TAMPA — Gay Culverhouse stepped up to the microphone and looked into the eyes of the large men in her audience with sincerity and passion.
She told them they need not face their many obstacles alone. For this small group of retired and often forgotten NFL players, it was a message they needed to hear.
Culverhouse, the former Buccaneers team president and the daughter of the club's former owner, has taken her campaign to help former players to the streets.
She rounded up a local group of retirees in a hotel ballroom Monday night to tell them there is assistance available to help them in dealing with their replaced knees and foggy heads and aching backs — however difficult the NFL makes it to obtain.
"We do not want anything from you," Culverhouse told the men. "You have given the National Football League your lives. You have given (it) your bodies. Without you, there would be no NFL."
When Culverhouse heard the story of former Buc Tom McHale, she was prompted to act. McHale died in 2008 after overdosing on painkillers and cocaine. He was taking them, Culverhouse said, largely to deal with the physical and psychological tolls football took on him before his retirement in 1995.
"I decided right then I would not let that happen to another player," said Culverhouse, 63, who herself is fighting terminal cancer.
Monday's gathering was the first for the Gay Culverhouse Players Outreach Program, a not-for-profit organization she established — and is funding herself, along with donations — to help former players take advantage of their limited resources.
Among the benefits available from the league is the 88 Plan, which assists players in treating the aftereffects of the head injuries they suffered in an age when fewer precautions were taken and equipment was less sophisticated.
A questionnaire distributed to attendees asked, among other things, "Do you get dizzy and lose your balance?" and "Do you forget things (and) repeat yourself to others?"
For many players who lack the financial resources or medical coverage to address their problems, obtaining assistance from the 88 Plan can be difficult. It requires extensive medical exams to determine eligibility. Culverhouse noted that an MRI exam can cost upward of $12,000.

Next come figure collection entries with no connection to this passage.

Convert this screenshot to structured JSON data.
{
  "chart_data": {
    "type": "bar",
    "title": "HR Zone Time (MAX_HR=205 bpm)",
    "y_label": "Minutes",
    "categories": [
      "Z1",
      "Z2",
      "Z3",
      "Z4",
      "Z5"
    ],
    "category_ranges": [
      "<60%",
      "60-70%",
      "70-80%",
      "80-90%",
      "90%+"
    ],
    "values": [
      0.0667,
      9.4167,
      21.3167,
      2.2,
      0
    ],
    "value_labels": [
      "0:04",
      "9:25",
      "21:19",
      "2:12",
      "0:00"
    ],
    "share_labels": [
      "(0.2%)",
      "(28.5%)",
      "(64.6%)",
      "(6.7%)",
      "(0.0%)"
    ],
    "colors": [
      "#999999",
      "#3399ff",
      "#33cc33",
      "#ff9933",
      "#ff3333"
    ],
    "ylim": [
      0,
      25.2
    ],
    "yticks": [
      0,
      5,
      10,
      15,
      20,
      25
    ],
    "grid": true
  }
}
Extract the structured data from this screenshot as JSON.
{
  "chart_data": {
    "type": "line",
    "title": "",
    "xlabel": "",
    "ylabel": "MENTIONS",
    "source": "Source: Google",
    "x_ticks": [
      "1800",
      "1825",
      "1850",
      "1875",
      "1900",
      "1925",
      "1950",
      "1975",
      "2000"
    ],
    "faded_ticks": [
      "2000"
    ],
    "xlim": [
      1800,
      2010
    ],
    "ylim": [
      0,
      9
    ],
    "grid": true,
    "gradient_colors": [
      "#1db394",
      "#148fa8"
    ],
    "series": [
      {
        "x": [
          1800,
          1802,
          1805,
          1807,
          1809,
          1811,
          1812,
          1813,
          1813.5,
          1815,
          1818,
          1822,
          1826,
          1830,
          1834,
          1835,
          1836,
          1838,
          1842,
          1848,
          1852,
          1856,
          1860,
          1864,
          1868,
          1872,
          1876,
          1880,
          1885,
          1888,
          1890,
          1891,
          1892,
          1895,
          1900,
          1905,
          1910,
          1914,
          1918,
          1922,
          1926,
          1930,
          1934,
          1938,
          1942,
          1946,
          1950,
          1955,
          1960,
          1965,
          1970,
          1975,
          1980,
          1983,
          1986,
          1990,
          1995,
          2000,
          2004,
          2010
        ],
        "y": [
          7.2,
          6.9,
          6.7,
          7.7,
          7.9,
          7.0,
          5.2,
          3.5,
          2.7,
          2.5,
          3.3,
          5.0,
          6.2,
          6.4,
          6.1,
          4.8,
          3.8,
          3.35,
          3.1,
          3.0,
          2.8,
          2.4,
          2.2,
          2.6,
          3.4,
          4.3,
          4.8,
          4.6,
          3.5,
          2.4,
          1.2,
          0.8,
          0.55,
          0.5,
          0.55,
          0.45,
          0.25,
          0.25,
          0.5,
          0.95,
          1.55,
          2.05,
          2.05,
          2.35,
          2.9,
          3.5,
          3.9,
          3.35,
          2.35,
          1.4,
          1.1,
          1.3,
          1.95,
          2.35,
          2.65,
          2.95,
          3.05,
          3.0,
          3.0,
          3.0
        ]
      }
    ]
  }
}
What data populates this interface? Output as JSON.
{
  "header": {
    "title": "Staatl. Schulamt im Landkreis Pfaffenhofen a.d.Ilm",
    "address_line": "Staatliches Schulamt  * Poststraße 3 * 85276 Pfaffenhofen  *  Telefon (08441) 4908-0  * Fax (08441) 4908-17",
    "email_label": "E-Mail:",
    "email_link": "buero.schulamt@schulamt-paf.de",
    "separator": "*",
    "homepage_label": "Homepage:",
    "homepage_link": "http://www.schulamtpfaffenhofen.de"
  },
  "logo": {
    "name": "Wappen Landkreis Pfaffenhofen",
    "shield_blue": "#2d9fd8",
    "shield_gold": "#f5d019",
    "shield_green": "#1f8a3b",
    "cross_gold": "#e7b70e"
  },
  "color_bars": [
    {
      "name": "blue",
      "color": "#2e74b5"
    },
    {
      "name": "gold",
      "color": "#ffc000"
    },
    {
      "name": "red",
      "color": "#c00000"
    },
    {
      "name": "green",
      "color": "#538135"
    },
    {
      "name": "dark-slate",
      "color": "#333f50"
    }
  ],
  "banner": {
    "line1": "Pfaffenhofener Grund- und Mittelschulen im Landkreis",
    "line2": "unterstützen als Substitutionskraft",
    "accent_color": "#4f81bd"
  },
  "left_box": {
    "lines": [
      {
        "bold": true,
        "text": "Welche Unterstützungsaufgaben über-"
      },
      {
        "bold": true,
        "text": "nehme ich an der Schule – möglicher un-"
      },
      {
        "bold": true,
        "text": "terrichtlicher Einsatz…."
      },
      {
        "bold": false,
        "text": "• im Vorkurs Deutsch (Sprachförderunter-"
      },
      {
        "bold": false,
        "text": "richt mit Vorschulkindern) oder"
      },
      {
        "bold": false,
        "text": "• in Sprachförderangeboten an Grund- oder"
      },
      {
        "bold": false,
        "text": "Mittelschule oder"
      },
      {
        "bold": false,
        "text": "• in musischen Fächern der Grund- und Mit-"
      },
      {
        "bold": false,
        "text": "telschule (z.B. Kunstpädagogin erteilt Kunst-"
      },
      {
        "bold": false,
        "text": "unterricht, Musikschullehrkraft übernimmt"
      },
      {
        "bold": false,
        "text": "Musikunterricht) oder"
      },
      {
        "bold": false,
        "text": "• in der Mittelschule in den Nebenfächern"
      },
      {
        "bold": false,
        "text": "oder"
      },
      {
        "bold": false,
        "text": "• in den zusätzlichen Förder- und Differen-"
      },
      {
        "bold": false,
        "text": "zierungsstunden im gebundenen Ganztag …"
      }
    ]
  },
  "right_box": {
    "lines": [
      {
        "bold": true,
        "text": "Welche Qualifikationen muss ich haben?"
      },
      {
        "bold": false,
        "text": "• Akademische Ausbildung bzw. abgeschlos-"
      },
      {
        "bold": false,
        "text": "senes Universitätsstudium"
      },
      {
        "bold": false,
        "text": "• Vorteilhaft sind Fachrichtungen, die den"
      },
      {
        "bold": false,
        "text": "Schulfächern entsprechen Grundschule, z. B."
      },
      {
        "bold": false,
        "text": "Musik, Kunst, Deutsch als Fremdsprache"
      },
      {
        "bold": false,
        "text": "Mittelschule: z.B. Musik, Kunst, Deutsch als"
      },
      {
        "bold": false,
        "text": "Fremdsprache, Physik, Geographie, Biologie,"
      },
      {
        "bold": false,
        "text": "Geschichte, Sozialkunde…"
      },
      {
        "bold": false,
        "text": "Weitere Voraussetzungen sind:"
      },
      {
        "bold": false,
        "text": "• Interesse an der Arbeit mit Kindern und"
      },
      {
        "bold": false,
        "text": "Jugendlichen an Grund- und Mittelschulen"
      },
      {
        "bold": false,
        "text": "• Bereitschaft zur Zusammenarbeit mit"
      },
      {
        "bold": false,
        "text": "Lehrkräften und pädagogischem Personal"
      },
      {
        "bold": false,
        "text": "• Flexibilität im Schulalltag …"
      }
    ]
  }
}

To alleviate the problem, the program is forging a relationship with the University of South Florida psychiatry program through which players can be examined for free. Culverhouse's program pays the costs.

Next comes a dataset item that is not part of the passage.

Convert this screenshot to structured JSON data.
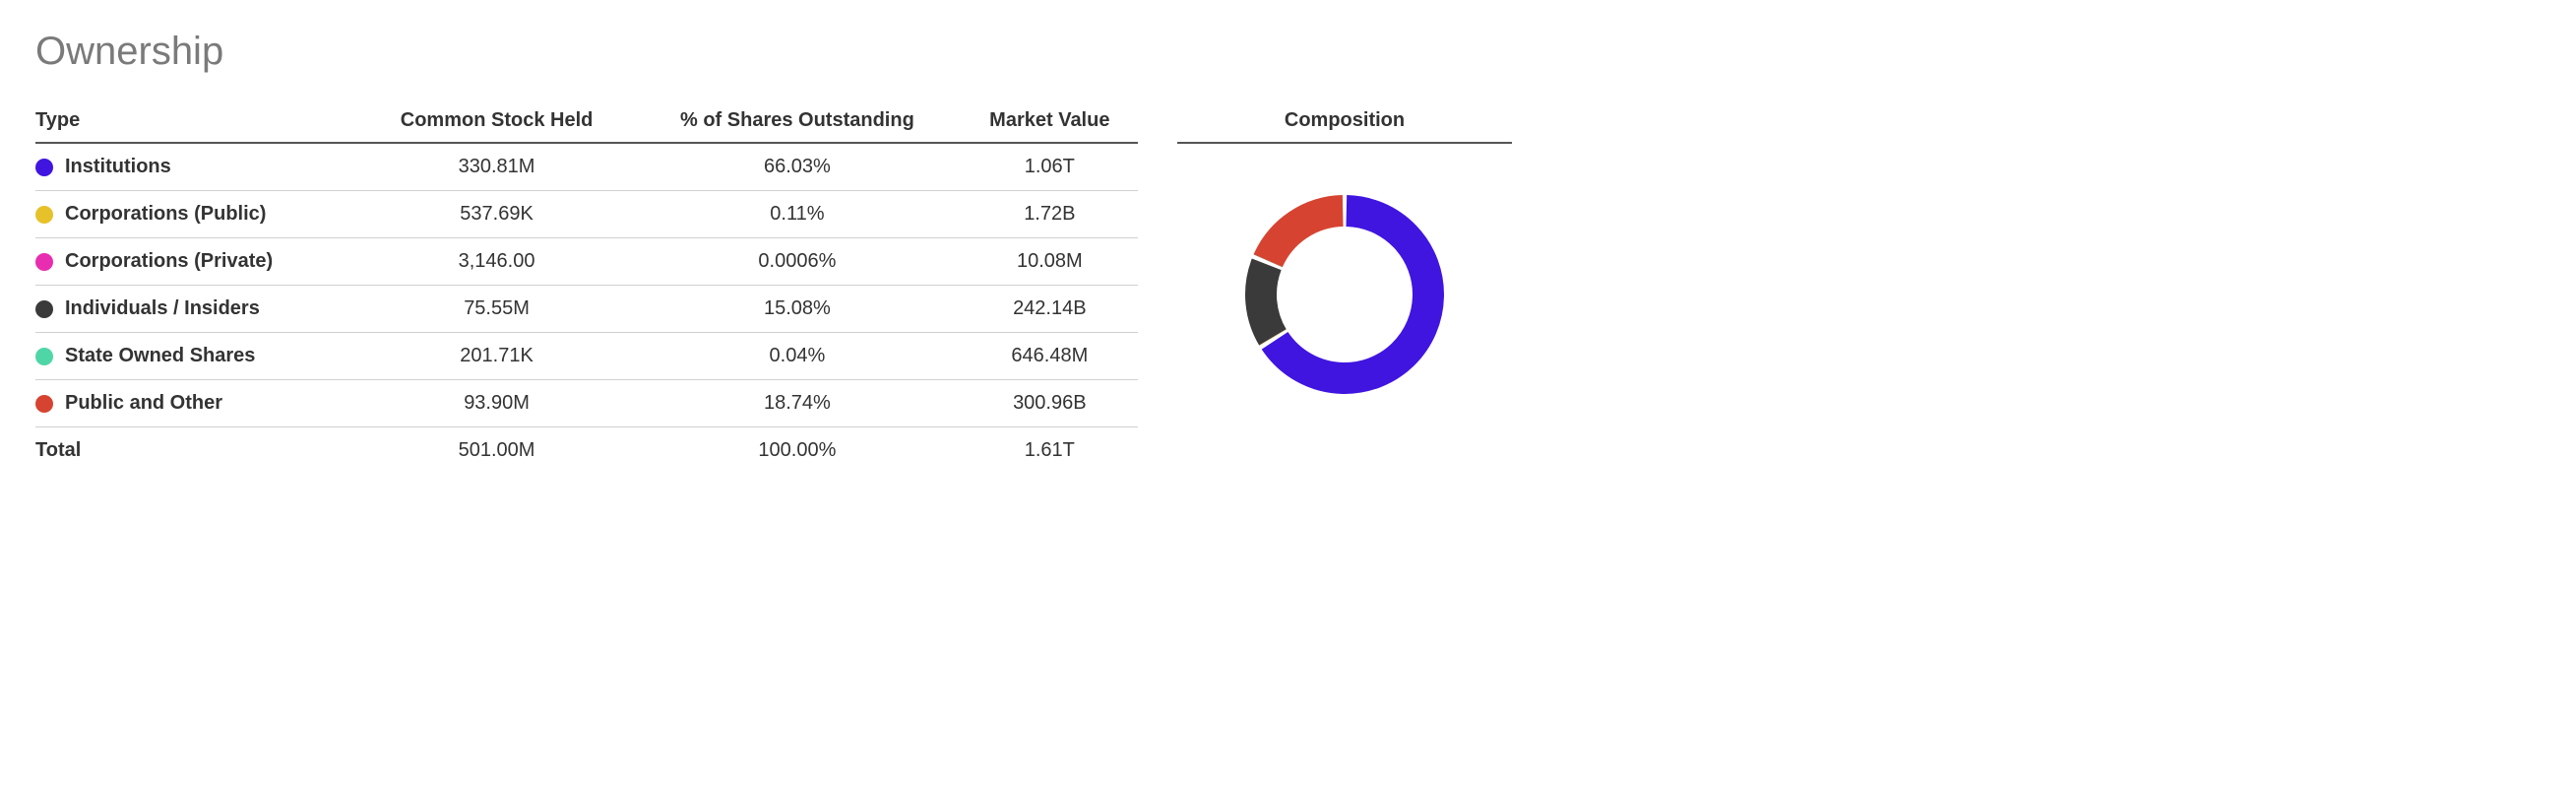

Even after medical exams are done, however, gaining access to the coverage is hardly automatic. The NFL, Culverhouse said, acts in many cases like insurance adjusters and rejects the assistance claim. That's when Culverhouse sticks her legal team on the case.
"The NFL is sort of taunting," she said.
Other funds are available for general health care, unexpected crises and for overall financial need.
Among those attending were former Bucs running back Jimmie Giles and linebacker David Lewis. Giles pointed out that many players from his era (he entered the NFL in 1977) made substantially less money than today's millionaire superstars.
In fact, a six-figure salary was no certainty in the 1970s. Giles said he maxed out at $500,000 in 1989 but added, "I had to be a five-time Pro Bowler to make that."
Giles said because of his many injuries he is considered disabled according to Social Security standards.
For him and others, the information provided was empowering.
"One of the most important points is to let players know all is not lost," Giles said. "We have somebody fighting for us."
Around the league
BEARS: Senior director of pro personnel Bobby DePaul was fired after nine seasons.
PANTHERS: Running back DeAngelo Williams had surgery to alleviate the foot and ankle problems he had toward the end of the season, the Herald in Rock Hill, S.C., reported.